Esse, meus amigos, é até agora o melhor livro do Sharpe que eu já li, e confesso que possa ser até um dos melhores do autor. Tenho uma preferência por conflitos humanos do que por batalhas fantásticas, e esse livro fala muito disso. A relação entre os Fuzileiros e o oficial promovido Sharpe é simplesmente sensacional – todas as dificuldades e conquistas estão ali. Além disso o conflito pessoal do próprio Sharpe, que não sabe ainda lidar com seus subordinados, rouba a cena – talvez esse seja o ponto alto do livro.

Não há como deixar de fora que esse, dentre todos os livros, é o primeiro cujo inimigo são os franceses (não vou contar Trafalgar, porque lá era a Marinha Britânica e não o Exército que lutou – e convenhamos, ao ler Sharpe você pensa em exércitos e Napoleão e seu exército, e não nos almirantes que participaram da luta).
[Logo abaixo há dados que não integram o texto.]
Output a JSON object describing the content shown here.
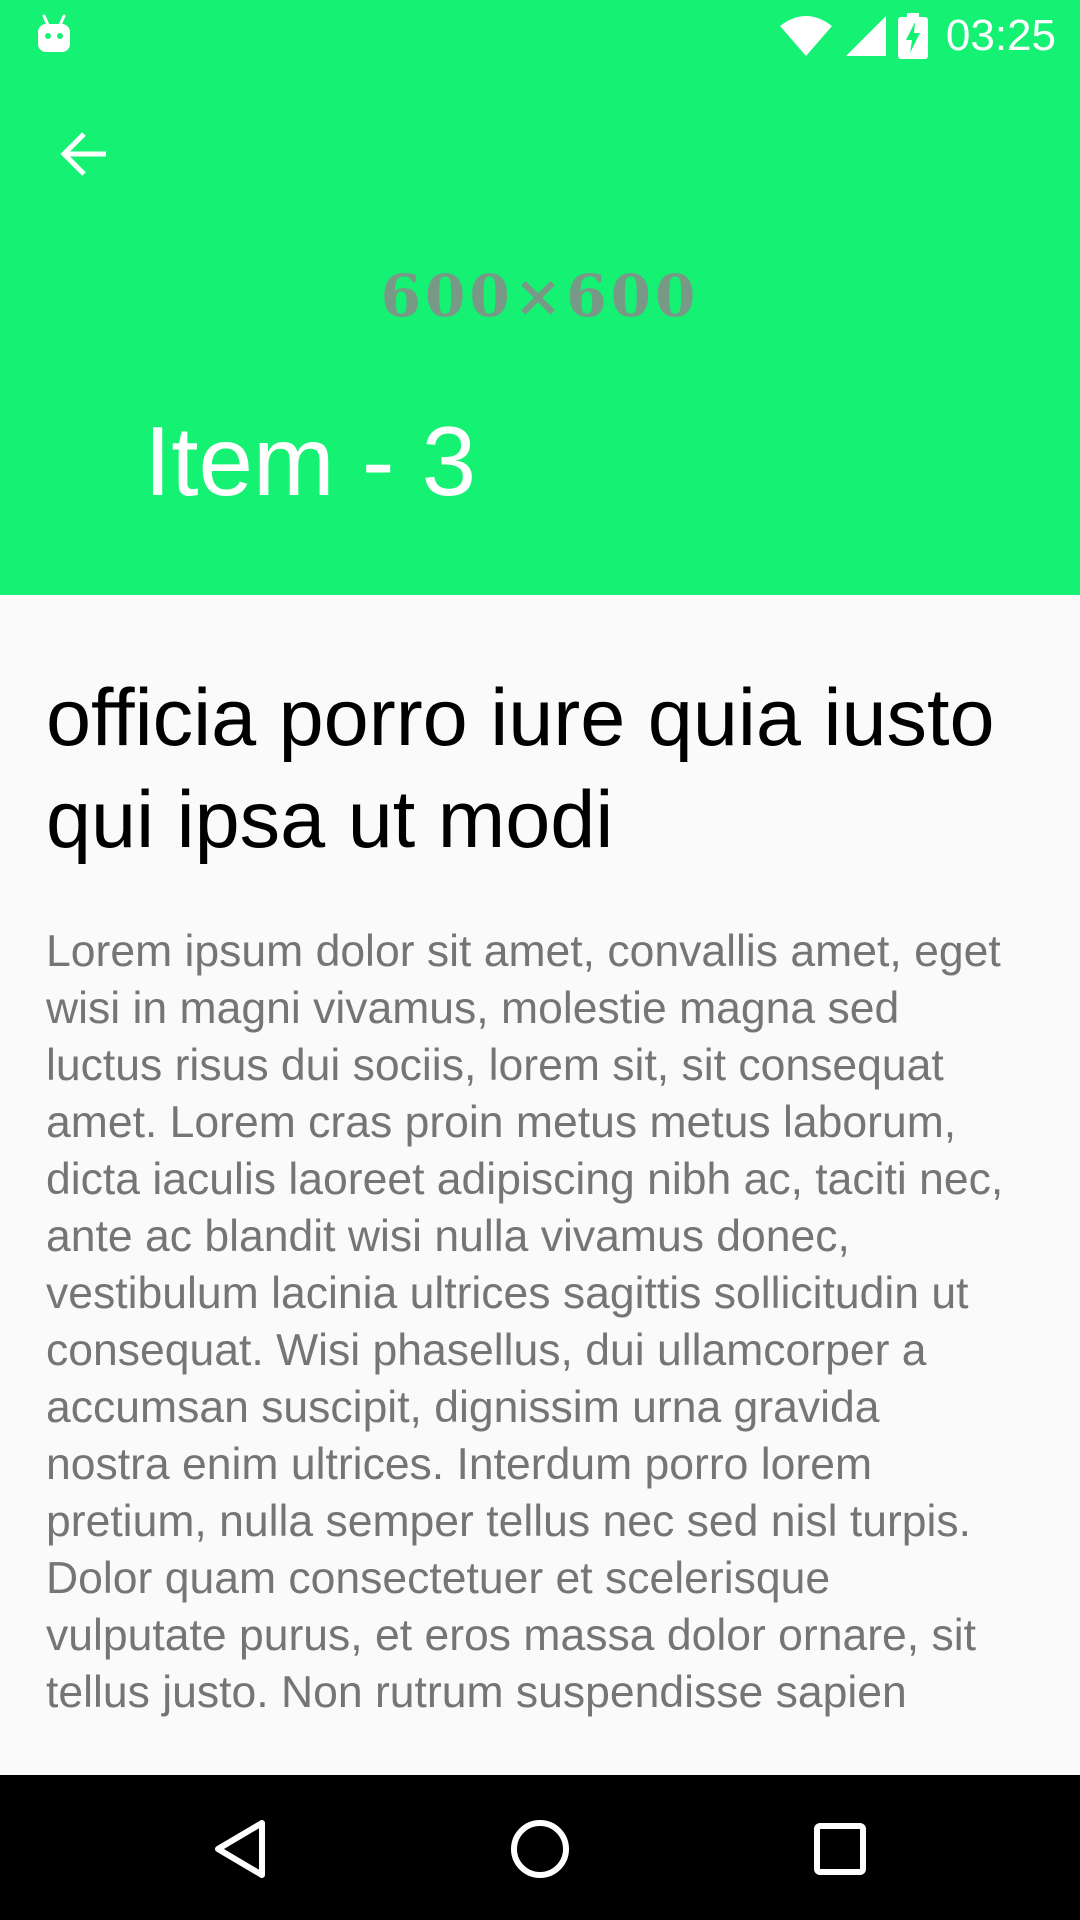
{
  "status_bar": {
    "time": "03:25",
    "icons": [
      "android-icon",
      "wifi-icon",
      "signal-icon",
      "battery-charging-icon"
    ]
  },
  "app_bar": {
    "placeholder_text": "600×600",
    "title": "Item - 3",
    "background_color": "#14f173",
    "back_icon": "arrow-back-icon"
  },
  "content": {
    "heading": "officia porro iure quia iusto qui ipsa ut modi",
    "body": "Lorem ipsum dolor sit amet, convallis amet, eget wisi in magni vivamus, molestie magna sed luctus risus dui sociis, lorem sit, sit consequat amet. Lorem cras proin metus metus laborum, dicta iaculis laoreet adipiscing nibh ac, taciti nec, ante ac blandit wisi nulla vivamus donec, vestibulum lacinia ultrices sagittis sollicitudin ut consequat. Wisi phasellus, dui ullamcorper a accumsan suscipit, dignissim urna gravida nostra enim ultrices. Interdum porro lorem pretium, nulla semper tellus nec sed nisl turpis. Dolor quam consectetuer et scelerisque vulputate purus, et eros massa dolor ornare, sit tellus justo. Non rutrum suspendisse sapien"
  },
  "nav_bar": {
    "icons": [
      "back-triangle-icon",
      "home-circle-icon",
      "recents-square-icon"
    ]
  }
}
É ainda a nossa primeira visão de como é um país ocupado por franceses, no caso a Espanha.

Bom, não vou contar mais nada aqui, se você se interessou, pode pegar e ler. Talvez eu não tenha mencionado, mas os livros de Sharpe possuem começo, meio e fim, então é tranquilo conhecer o personagem pelo sexto livro, por exemplo – talvez você vai perder um ou outro detalhe, mas nada que comprometa a história. Na verdade, acho que é isso que eu indico – se você ainda não leu Sharpe, comece pelo sexto livro: se você gostar, pode ir acompanhando os seguintes. Se você gostar muito, leia os anteriores. O nosso único problema é que de 21 livros, só 9 foram traduzidos para português – estou pensando seriamente em pegar os outros 12 em inglês mesmo.

Bom pessoal, valeu pela leitura. A postagem aqui anda meio escassa, mas o projeto de 52 livros no ano continua. Vamos ver até onde eu consigo chegar. Eu até pensei que, agora com a volta da faculdade, talvez seja mais difícil de ler um livro por semana – aí eu pensei que se não der certo vou tentar ler meus livros favoritos em inglês, ou seja: O Hobbit & O Senhor dos Anéis além da heptologia Harry Potter – o que vocês acham?